Preventable medical errors are an epidemic. Between 250,000 and 400,000 people die from preventable errors each year in the USA. This investigation questions mechanisms for quality care improvement to eliminate preventable fatalities. I evaluated current patient safety protocols, analyzed their shortcomings, and with additional research recommended actions for better results. Such actions to improve patient safety are explored from three different perspectives: philosophical, economical, and political aspects. In chapter one, improvements within hospitals are reviewed – namely cultural changes needed from both physicians and hospital leadership. Abolishing hierarchical systems which preclude healthy collaboration among medical teams, diverting focus to patient centered care, and regimenting shift hours so doctors’ mental and physical strength are accounted for, cover some of the pivotal changes.

Next, chapter two discusses political approaches – enforced transparency and patient safety processes – only made possible through public policy implementation. Hospitals are public institutions and yet do not report all of their mistakes. However, as proven by the SEC’s regulatory measures required for publicly traded companies, accurate reports foster greater accountability. What is measured improves; what is measured publicly improves faster. Next, aligned incentives promises compensation to hospitals for all procedures if such hospitals prove they followed every safety measure even when they hurt a patient. In converse, hospitals failing to meet the safety measures will not be paid for any procedures, both initial and follow-up for patients harmed by the hospital. I anticipate a steep mistake reduction with transparency and the aligning incentives strategy. It is a win-win for hospitals who will get paid more, patients who will receive better quality care, and taxpayers whose medical tax bills --nearly 20% of the national GDP – will reduce.

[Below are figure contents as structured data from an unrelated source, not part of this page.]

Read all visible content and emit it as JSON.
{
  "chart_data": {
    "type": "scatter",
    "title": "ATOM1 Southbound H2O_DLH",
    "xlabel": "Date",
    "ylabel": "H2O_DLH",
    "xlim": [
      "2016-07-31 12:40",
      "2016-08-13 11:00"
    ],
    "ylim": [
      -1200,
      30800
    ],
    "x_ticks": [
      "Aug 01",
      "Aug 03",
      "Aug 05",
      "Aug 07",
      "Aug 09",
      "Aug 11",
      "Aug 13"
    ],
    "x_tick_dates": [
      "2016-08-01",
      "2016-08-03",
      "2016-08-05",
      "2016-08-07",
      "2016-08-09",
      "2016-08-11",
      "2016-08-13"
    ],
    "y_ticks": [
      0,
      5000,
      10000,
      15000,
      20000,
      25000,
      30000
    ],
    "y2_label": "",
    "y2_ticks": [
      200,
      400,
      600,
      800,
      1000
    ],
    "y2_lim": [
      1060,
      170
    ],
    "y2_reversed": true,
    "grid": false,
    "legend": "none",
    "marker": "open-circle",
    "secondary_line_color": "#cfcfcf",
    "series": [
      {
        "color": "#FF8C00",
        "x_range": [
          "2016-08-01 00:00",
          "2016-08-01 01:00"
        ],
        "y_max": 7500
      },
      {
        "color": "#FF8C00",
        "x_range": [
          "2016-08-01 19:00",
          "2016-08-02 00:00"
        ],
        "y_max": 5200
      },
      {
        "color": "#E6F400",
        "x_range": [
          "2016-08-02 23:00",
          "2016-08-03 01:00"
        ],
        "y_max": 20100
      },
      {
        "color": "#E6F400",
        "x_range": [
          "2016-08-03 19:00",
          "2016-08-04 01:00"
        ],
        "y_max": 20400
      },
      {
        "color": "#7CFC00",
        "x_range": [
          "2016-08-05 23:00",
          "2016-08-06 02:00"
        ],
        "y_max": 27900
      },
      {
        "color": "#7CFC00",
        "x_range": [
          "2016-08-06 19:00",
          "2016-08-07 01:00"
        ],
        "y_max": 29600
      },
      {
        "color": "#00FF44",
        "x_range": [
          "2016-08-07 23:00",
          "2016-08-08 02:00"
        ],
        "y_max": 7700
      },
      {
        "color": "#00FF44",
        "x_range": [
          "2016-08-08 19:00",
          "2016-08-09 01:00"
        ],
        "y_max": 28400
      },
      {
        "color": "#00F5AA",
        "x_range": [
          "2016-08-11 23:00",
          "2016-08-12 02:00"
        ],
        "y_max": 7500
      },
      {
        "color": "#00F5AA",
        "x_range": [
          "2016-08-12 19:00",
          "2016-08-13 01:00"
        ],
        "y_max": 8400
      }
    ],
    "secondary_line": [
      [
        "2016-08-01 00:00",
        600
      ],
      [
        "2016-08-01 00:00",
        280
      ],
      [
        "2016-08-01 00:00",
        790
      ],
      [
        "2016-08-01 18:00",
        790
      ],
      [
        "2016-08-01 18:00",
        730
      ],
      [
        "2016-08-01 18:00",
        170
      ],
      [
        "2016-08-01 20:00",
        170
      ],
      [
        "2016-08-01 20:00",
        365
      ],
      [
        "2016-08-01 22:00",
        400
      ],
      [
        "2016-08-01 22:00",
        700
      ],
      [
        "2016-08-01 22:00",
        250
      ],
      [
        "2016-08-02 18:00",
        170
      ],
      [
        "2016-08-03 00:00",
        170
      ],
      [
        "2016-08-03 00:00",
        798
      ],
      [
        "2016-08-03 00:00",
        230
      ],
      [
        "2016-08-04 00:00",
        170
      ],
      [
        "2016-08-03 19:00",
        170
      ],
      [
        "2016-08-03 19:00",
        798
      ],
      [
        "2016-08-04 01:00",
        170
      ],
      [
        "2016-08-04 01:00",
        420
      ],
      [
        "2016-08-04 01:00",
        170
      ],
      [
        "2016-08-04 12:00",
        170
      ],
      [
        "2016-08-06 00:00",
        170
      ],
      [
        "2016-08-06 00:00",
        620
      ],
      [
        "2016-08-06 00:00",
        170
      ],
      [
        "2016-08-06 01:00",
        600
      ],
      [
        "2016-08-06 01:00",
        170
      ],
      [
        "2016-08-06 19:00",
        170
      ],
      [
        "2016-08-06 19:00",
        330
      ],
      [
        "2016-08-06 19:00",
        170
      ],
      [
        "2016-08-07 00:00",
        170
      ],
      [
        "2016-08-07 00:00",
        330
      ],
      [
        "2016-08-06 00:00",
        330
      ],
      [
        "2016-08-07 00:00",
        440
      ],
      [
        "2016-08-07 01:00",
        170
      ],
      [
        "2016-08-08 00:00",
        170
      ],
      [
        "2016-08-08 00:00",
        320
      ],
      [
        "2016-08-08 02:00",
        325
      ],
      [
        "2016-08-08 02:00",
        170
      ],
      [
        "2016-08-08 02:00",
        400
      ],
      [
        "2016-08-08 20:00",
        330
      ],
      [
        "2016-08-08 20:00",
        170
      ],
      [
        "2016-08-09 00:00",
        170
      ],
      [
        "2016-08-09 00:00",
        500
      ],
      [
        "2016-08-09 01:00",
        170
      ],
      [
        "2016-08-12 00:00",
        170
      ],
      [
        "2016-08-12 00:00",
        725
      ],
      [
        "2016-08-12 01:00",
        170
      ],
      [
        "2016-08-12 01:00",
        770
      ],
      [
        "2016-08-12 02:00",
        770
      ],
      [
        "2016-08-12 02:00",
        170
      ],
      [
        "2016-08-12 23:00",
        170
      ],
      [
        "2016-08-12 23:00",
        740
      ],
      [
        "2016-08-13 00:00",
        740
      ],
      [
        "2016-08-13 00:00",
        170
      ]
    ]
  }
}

Chapter three’s economic focus centers on GPOs’ corrupt contracting tied to their payment structure and concludes with solutions to remedy their incentive for anti-competitive practices. GPOs are the middlemen contract negotiators between vendors and hospitals. Exclusionary GPO contracts preclude the entry of innovative medical products which may provide health benefits to patients. The supplier-based payments to GPOs have perverted the normal supply chain relationship and has resulted in lower quality products, product scarcity, and higher costs which have all led to sub-standard patient outcomes and even clinician harm. Their percentage-based payments from vendor revenue provide perverse incentives for GPOs to charge hospitals higher product prices since GPOs incur incremental benefits with each added dollar a hospital pays. However, while GPOs elevate, except for few GPO shareholder hospitals, most hospitals struggle. Thus, the federal government or hospitals must become responsible for financing GPO activity so this cycle of abuse will stop.

My findings illuminate an interdependency required among all three realms for effective improvements in patient safety.